A multidimensional array that can contain scalars (i.e. numbers) and/or vectors and/or matrices. A vector is a one-dimensional tensor and a matrix is a two-dimensional tensor. A picture, for example, can be represented by a 3 dimensional tensor, with fields for width, height and depth, or a series of pictures as a 4 dimensional vector. Grouping data in this way can be more computationally efficient.

## Underfitting

The model hasn’t learned much. You typically see this when the training loss and validation loss remain about the same over multiple epochs. To remedy, you could increase the network size and/or number of layers, or add features. Underfitting is sometimes called “high bias”.

## Univariate and multivariate

In relation to time series, a univariate time series has a single value at each time stamp (e.g. a chart showing birth rate), whereas multivariate has multiple values at each stamp (e.g. charts showing birth rate and death rate).

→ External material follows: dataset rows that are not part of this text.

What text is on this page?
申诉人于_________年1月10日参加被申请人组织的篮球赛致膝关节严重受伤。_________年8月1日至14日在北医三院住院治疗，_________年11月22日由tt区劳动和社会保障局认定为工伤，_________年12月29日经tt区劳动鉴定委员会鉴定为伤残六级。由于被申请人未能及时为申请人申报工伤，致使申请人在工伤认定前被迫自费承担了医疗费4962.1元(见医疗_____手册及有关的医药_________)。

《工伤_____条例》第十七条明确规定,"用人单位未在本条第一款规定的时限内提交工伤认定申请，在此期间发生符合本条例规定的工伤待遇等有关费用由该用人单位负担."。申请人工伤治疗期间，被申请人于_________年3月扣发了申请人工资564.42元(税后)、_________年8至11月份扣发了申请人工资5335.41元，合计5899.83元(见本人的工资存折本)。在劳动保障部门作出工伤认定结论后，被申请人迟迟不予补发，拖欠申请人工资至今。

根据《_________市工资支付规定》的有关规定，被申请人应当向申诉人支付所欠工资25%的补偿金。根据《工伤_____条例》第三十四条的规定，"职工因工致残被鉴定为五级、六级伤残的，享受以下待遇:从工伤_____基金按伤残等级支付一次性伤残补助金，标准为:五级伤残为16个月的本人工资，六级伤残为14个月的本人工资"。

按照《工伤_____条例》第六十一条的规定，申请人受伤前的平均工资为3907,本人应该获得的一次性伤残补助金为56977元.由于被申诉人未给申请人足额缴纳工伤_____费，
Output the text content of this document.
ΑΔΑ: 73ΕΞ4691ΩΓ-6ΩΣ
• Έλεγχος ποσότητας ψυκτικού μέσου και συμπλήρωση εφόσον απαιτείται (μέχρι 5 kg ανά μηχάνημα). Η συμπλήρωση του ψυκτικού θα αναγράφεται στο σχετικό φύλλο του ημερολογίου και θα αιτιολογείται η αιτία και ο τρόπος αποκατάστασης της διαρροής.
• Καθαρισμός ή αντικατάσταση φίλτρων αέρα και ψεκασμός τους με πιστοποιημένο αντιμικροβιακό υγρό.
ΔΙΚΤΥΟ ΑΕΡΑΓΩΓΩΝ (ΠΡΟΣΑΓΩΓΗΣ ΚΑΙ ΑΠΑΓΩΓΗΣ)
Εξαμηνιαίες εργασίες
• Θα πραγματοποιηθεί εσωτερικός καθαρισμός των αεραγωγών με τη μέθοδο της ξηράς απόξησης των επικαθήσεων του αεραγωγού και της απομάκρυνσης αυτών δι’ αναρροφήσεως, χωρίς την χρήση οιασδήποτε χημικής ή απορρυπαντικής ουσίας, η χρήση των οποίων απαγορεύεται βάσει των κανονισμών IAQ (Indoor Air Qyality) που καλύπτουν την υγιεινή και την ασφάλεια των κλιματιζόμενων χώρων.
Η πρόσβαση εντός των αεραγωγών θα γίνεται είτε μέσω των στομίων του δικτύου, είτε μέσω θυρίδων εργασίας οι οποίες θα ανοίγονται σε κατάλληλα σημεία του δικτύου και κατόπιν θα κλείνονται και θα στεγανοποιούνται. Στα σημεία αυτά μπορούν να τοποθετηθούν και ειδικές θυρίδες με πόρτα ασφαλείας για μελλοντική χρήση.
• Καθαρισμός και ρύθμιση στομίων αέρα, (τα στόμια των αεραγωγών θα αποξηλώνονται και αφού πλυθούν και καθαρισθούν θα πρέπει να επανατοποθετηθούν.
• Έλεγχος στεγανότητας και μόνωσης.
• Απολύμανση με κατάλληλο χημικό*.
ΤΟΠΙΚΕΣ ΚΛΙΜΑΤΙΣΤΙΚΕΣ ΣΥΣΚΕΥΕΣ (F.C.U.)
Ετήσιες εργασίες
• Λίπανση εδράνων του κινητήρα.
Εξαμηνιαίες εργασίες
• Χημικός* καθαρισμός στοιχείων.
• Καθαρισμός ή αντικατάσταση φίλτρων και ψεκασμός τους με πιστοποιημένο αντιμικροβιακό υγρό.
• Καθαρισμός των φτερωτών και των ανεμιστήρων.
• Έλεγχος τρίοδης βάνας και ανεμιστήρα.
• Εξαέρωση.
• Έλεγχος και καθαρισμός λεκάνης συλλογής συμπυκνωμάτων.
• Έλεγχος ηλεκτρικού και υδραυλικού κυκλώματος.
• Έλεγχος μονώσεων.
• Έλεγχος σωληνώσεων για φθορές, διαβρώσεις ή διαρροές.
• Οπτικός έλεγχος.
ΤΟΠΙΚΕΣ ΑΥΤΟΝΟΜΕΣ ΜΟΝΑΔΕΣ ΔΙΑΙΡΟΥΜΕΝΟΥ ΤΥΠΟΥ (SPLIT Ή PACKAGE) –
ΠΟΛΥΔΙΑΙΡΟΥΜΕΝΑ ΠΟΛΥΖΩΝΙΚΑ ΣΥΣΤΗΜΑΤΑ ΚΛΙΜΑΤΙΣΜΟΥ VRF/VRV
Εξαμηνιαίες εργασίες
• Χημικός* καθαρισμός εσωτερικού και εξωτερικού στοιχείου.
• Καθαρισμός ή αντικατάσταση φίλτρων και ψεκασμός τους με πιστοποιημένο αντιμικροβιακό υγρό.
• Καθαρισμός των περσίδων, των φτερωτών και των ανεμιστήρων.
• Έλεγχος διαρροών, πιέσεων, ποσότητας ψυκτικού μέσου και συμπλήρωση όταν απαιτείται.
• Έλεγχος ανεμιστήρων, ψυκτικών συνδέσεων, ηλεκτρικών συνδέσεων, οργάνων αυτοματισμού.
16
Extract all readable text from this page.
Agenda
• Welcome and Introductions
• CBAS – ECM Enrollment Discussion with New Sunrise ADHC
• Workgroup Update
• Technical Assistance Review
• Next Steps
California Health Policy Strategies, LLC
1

## Validation Set vs Training Set vs Test Set

There would normally be a Training Set, Validation Set and Test Set of data. Most would be Training e.g. 70%, then Validation e.g. 20%, then Test e.g. 10%. The Training Set is used for training, i.e. adjusting the weights. The Validation Set is used during training to calculate the accuracy and avoid overfitting, but does not adjust the weights (although may be used to tune hyperparameters). If the validation loss is higher (i.e. accuracy lower) than training loss you are likely overfitting, and if the validation loss is about the same as the training loss but neither are reducing you are likely underfitting. You’d normally choose a model with the lowest validation loss (noting that this is not necessarily the last checkpoint if there has been overfitting). The Test Set is used after training is complete to confirm the predictive accuracy. In cases where there are just 2 sets, they are usually referred to as the Training Set and the Test Set.

## Vector

A list of numbers. A vector can be seen of as a special type of matrix that has one row and multiple columns (sometimes called a “row vector”) or one column and multiple rows (a “column vector”). Pretty much all of AI/ML works on lists of numbers, so everything has to be converted to them - see also Embedding, Parameters, Shape, Matrix and Tensor. With images, after “flattening” from a width x height matrix, a number could represent the colour of a pixel with the length of the vector equal to the number of pixels wide by number of pixels long. Additional information is often added to the input vector - see Feature vector. In terms of implementation within the machine learning algorithms themselves, vectors are linear algebra vectors, with various properties relating to addition, multiplication etc., and mechanisms for measuring distances and determining the gradients for calculating errors and rate of change. For computational efficiency in machine learning, vectors are more likely to be used as part of a matrix or tensor.